I realize this isn’t much to you — I think 40 hit and flew by for you about a decade ago, not that you’d notice, being an ex-Marine and all. I realize this isn’t much to most of our early-morning compatriots, as I think the average age at the gym at our time of morning is mid-50’s. It isn’t technically even much to me in the sense that I’m not having a huge to-do over it, nor do I want to see black balloons, nor do I think the day after my birthday I will suddenly fall apart or feel older. The fact is, David, I’m tired of having my body feel older now.

Five years ago I entered into a half marathon, having never run, because someone told me I couldn’t do it. (Actually, he laughed and said, “yah, right”). Three years ago I entered into a 2-day, 160-mile bike ride because someone said I wouldn’t want to do it. Last year I did the STP pretty much under the same auspices. And each time, I injured myself either in training or in the event itself. But each time, I did the training without any professional help.

You’re here to fix that, David, because at 40, I’ve decided I’m tired of injuring myself. And this likely means I’ll have to do a lot of things I was heretofore unprepared to do, like go to the gym more than 4 times per week and maybe, actually, you know, stretch. Perhaps even do my regular PT exercises. I have a support group in my friends — one lent a very pertinent book (Supple Leopard, indeed), one gave me tips on how to deal with the electric shocks (or at least a realistic impression of what they’re like). But your job is to make sure I’m ready, and so I really do hope you’ll understand the bullet-pointed list you’re going to get when next we see each other.

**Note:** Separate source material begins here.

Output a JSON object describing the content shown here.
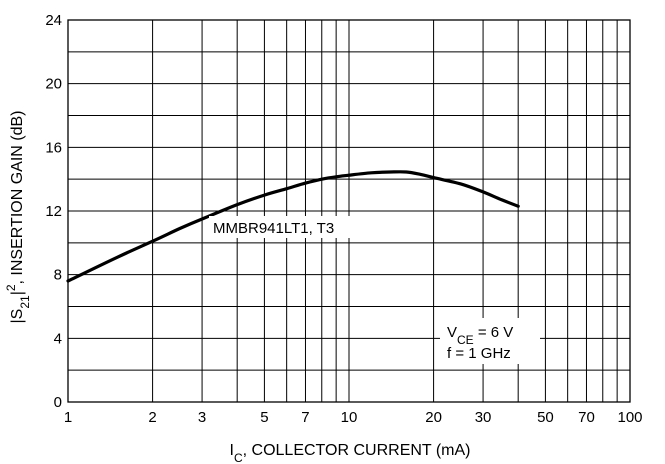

I still reserve the right to whine, though.

Floating Along

I am, once again, at the airport. Can I just say how refreshing it was to NOT have an instant sense of direction once clearing security? I have a whole new world opened to me, and it’s a weird one. Item one: I checked email two hours after leaving on vacation and no work urgency or email had appeared! (What is this alternate universe I have travelled to?).

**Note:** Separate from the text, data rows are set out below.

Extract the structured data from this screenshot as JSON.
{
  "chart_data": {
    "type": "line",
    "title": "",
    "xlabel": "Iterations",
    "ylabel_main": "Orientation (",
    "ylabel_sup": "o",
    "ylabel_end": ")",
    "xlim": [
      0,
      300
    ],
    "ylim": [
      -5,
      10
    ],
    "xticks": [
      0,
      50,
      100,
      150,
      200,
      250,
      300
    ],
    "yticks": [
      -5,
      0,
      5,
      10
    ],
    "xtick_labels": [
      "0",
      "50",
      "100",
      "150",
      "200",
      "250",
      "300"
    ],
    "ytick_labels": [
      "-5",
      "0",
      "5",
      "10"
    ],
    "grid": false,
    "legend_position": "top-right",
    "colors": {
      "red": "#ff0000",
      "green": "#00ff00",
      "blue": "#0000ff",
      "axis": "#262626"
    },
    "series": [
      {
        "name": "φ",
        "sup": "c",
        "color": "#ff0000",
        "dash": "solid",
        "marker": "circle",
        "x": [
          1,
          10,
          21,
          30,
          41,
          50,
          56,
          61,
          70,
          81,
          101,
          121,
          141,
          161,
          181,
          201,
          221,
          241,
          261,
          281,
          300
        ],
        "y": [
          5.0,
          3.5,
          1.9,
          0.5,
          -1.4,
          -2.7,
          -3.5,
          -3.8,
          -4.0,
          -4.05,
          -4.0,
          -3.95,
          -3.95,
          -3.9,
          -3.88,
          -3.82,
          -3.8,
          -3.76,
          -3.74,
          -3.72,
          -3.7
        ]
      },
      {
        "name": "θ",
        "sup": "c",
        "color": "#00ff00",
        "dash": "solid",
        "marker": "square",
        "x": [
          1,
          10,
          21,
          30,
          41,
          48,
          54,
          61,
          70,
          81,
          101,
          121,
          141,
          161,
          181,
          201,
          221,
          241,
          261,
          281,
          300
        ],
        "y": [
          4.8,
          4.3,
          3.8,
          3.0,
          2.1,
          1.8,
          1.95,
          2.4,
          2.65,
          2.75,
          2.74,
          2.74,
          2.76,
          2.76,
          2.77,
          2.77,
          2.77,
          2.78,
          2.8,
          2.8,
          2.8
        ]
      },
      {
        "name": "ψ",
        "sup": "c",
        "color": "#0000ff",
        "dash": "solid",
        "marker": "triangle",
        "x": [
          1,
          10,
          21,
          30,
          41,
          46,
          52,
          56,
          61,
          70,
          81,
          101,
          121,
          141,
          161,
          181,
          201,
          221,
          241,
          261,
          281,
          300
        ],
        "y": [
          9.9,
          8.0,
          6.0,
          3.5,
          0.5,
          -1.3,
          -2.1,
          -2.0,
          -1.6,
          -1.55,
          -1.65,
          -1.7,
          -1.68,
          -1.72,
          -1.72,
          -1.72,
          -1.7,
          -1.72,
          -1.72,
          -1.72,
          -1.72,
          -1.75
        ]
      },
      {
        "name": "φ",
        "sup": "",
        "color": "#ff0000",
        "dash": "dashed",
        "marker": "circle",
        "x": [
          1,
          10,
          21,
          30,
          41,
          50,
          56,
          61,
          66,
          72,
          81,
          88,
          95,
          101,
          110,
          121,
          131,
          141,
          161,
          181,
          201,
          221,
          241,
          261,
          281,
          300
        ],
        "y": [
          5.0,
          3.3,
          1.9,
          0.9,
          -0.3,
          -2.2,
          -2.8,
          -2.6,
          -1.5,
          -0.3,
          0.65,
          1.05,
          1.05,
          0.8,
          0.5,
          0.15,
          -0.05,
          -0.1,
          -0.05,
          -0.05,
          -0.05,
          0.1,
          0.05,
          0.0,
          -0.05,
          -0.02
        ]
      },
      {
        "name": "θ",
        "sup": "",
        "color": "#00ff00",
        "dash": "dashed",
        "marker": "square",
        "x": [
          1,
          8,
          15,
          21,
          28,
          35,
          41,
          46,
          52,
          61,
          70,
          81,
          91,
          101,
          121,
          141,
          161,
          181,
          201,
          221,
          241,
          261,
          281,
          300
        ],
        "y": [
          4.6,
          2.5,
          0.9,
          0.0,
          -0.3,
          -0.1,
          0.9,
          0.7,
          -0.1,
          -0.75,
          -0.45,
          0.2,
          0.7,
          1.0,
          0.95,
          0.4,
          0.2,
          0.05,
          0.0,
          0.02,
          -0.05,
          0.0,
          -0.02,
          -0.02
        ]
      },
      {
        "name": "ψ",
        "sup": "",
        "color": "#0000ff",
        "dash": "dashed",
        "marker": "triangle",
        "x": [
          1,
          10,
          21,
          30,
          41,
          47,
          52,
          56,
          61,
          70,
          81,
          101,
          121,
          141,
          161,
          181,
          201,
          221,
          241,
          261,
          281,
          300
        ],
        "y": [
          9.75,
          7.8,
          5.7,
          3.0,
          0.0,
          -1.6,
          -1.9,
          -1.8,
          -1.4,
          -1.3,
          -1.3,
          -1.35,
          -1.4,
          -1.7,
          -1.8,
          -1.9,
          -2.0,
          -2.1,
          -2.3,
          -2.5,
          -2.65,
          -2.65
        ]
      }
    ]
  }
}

No, this is a welcome weird; I am semi-secure in the knowledge that nothing really truly awfully bad can happen, that my company can survive without me, and yet my (brief) absence will not convince them they should get rid of me. Nonetheless I am travelling with two laptops, which means I’ll be totally buff when I return.

Like every vacation, I have a laundry list of things I’m going to do (that I probably will not complete). Like every vacation, I have forgotten something (although the kindly Editor dropped by work earlier today and delivered my knitting, which was the item forgotten). Like every vacation, the boychild and I went to Anthony’s for pre-flight. Like every vacation, I am looking forward to in-flight WiFi.

I cannot sit still. I really can’t. I noticed it a few years back, and it was again brought to my attention when the Brit was in a meeting with me a year back. It has peaked since: hour-long meetings in conference rooms either must include my laptop so I can multitask *or* folks need to suspend their seismographs, because the leg or the hand or the pencil or the anything else will be rhythmically moving to the sound of whatever song is in the head.  So sitting on a plane for three hours is going to be less than pleasant. For those of you recommending wine: thought of that. But I’m going to 110-degree weather, and so dehydrating myself on purpose seems a bit stupid.

In four days I will return, and will have to text my PT and tell him about signing up for Tough Mudder, and will have to acclimatize myself to the notion that in 3 months I need to train myself to 1. withstand electric shocks, or at least grit my teeth over them, and 2. be able to pull myself up (all of myself) (by my own hands) (several times). Up until now the directive for the trainer has been much more mellow, much more “hey can you make sure you don’t re-break the parts of me that are broken?” and more “I have this specific set of criteria I must meet in 12 weeks.”

But until then I’m on vacation. Leave a message!